- Born: March 7, 1847 Wauwatosa, Wisconsin
- Died: 1924 (aged 76–77)
- Occupations: Politician, Real Estate Developer

= Emerson D. Hoyt =

American politician

Emerson D. Hoyt was the first president of the Village of Wauwatosa, Wisconsin and then the town's first mayor.

==Biography==
Hoyt was born on March 7, 1847, in Wauwatosa, Wisconsin. He had no formal education. He would become involved in real estate. He was a member of the Wisconsin State Assembly in 1887, 1893, 1895, and 1896.

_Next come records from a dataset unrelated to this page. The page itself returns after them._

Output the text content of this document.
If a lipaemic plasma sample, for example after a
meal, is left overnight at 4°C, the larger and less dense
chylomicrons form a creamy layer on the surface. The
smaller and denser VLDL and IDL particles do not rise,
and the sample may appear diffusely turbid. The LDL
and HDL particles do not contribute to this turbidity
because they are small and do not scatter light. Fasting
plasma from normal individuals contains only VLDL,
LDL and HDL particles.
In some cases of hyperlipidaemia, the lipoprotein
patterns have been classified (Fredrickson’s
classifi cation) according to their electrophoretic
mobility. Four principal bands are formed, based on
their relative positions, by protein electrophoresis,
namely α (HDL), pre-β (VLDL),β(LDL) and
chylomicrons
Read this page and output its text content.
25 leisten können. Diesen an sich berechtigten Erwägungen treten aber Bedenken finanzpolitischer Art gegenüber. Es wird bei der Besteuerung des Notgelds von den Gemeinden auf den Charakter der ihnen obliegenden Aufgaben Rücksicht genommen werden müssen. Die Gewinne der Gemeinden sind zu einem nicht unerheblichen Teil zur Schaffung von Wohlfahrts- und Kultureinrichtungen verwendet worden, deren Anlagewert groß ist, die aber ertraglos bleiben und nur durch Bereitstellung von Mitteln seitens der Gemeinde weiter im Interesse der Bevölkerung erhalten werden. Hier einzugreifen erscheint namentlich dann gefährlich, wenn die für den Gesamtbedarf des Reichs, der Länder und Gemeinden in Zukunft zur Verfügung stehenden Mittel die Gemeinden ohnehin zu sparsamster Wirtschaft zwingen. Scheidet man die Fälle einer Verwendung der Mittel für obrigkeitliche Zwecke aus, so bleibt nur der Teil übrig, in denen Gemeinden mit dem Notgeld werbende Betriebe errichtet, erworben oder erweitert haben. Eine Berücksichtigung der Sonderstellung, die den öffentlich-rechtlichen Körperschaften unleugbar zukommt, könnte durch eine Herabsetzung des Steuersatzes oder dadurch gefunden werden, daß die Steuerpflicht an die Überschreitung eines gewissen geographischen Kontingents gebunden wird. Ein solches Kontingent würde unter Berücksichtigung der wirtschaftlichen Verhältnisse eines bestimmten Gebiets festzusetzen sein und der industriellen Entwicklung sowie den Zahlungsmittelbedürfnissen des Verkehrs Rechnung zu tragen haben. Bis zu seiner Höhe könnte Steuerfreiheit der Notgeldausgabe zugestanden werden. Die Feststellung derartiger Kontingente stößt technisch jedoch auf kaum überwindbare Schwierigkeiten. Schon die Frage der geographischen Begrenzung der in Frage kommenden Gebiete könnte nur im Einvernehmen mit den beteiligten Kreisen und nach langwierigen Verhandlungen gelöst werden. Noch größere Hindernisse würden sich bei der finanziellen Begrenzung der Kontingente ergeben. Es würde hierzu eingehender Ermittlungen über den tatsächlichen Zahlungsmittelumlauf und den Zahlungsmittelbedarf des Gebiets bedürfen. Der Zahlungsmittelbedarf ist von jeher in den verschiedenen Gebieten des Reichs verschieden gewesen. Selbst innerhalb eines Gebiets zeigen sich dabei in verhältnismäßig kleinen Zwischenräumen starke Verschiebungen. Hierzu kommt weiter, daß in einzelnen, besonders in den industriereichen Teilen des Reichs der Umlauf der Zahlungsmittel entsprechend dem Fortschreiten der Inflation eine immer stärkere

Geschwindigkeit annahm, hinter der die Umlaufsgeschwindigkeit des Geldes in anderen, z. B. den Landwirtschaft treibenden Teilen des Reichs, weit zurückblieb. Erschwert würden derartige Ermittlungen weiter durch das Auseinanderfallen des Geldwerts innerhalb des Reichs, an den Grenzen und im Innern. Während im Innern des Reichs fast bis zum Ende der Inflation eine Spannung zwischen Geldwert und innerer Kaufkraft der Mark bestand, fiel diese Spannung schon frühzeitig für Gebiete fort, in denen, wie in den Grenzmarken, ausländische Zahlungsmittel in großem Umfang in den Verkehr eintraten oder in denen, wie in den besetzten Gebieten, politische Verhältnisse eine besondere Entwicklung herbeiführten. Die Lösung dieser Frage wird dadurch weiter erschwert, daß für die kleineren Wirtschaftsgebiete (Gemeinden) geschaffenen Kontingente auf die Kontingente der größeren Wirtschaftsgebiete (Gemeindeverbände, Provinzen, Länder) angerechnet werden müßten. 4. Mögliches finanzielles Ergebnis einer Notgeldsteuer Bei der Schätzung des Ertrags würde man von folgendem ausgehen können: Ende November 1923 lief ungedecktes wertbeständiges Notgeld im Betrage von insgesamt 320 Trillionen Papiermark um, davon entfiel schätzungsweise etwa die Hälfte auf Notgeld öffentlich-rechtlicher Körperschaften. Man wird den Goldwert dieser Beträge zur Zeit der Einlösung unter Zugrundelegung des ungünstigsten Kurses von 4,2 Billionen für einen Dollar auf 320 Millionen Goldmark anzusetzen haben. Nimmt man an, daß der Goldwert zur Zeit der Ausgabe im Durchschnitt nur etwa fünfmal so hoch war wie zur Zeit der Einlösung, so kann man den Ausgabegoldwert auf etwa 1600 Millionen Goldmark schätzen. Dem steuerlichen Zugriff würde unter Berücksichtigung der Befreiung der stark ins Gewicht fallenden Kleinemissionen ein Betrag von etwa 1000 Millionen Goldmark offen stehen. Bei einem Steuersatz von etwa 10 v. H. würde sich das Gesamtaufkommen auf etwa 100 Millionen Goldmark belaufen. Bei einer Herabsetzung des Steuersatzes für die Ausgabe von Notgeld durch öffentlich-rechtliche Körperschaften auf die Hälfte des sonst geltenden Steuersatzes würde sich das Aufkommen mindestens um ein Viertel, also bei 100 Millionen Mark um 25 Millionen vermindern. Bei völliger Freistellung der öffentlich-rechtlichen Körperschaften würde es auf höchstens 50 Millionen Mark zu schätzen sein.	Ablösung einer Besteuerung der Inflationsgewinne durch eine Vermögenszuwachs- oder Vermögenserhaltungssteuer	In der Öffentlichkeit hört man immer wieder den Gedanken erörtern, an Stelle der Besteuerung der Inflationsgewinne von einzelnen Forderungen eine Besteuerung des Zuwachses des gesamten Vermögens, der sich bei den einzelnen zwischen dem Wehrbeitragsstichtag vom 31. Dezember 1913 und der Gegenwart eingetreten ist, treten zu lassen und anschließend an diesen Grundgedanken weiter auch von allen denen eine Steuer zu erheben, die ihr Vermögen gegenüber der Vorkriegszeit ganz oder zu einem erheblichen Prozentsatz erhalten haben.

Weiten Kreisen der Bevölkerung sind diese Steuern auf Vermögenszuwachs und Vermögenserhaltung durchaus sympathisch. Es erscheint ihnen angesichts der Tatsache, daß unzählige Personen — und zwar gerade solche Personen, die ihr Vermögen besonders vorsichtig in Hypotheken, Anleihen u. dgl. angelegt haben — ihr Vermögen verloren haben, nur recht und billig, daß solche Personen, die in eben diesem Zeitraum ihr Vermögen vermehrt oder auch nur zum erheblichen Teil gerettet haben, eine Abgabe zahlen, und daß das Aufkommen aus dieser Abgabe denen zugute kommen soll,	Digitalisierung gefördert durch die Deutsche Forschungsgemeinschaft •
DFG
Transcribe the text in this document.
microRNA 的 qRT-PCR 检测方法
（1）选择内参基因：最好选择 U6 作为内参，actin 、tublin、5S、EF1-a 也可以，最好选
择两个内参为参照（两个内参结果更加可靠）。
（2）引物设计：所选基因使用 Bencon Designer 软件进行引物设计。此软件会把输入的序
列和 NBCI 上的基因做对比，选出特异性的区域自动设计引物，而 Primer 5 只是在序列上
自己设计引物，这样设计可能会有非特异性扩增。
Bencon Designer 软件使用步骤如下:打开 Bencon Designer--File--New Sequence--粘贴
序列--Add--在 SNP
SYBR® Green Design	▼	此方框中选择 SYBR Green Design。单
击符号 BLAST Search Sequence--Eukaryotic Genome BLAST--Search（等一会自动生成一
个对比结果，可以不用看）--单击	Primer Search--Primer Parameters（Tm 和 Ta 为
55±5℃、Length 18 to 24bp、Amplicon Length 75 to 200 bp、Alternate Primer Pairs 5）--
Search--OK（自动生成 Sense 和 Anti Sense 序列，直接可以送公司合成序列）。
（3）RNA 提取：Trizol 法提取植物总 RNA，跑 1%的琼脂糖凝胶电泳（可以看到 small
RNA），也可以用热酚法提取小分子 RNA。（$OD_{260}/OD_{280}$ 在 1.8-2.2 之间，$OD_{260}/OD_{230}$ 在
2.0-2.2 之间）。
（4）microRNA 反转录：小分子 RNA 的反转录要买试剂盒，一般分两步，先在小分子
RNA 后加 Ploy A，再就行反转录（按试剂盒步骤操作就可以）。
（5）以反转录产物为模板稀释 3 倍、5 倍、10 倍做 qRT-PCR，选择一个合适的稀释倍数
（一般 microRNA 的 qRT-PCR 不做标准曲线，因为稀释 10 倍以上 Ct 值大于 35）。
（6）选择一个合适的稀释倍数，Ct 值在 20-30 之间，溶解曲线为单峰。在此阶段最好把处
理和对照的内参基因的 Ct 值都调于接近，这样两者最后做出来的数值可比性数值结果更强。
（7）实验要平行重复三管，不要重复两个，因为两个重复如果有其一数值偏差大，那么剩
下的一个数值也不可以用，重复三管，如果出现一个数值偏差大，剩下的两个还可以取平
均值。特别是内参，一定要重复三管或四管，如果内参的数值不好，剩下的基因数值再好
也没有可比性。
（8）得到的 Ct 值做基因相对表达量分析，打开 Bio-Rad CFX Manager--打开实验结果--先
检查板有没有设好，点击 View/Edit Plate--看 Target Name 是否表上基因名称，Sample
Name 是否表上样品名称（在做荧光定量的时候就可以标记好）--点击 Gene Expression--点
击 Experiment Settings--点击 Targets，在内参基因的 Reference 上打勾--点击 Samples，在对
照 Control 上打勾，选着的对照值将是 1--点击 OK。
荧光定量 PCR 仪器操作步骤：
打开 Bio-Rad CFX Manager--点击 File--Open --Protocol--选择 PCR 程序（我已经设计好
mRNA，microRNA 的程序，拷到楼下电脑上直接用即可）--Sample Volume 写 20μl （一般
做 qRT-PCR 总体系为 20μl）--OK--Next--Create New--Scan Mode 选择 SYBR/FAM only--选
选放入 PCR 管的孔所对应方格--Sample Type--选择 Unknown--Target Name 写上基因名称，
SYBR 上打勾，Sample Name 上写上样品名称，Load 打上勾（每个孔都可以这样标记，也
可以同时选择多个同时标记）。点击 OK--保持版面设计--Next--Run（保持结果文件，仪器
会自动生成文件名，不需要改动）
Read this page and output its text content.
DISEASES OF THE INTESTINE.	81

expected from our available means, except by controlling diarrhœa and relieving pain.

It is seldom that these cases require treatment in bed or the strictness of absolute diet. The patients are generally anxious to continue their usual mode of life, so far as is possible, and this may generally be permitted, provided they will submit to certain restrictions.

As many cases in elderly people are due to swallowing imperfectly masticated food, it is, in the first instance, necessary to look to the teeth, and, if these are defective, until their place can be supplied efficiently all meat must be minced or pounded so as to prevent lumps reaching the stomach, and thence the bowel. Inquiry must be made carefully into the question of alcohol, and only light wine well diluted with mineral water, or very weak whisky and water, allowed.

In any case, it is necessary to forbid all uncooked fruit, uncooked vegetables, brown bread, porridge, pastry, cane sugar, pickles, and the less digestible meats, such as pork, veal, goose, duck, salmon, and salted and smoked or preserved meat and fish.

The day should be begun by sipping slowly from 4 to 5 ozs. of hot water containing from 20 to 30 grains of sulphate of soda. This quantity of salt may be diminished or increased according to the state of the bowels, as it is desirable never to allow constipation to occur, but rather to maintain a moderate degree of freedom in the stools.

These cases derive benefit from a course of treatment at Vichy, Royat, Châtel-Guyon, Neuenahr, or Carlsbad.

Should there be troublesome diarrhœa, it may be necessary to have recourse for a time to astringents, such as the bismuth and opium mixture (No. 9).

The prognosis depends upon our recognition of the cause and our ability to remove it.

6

Hoyt served as the president of the Village of Wauwatosa in 1893, 1894, and 1895. He was later elected as the town's first mayor, serving from 1897 through 1904. He also served on the Milwaukee County Parks Commission from 1907 through 1921. Additionally, he was President of the first National Bank of Wauwatosa from 1907 through 1921.

Hoyt died in 1924.

==Legacy==
In 1914 Emerson D. Hoyt donated the lot on 1626 Wauwatosa Avenue for the Wauwatosa Woman's Club Clubhouse with the provision that the structure also be used as a museum to preserve the early history of Wauwatosa. The building was listed on the National Register of Historic Places in 1998 and is still being used.

Hoyt Park and Hoyt Pool are named after Emerson D. Hoyt.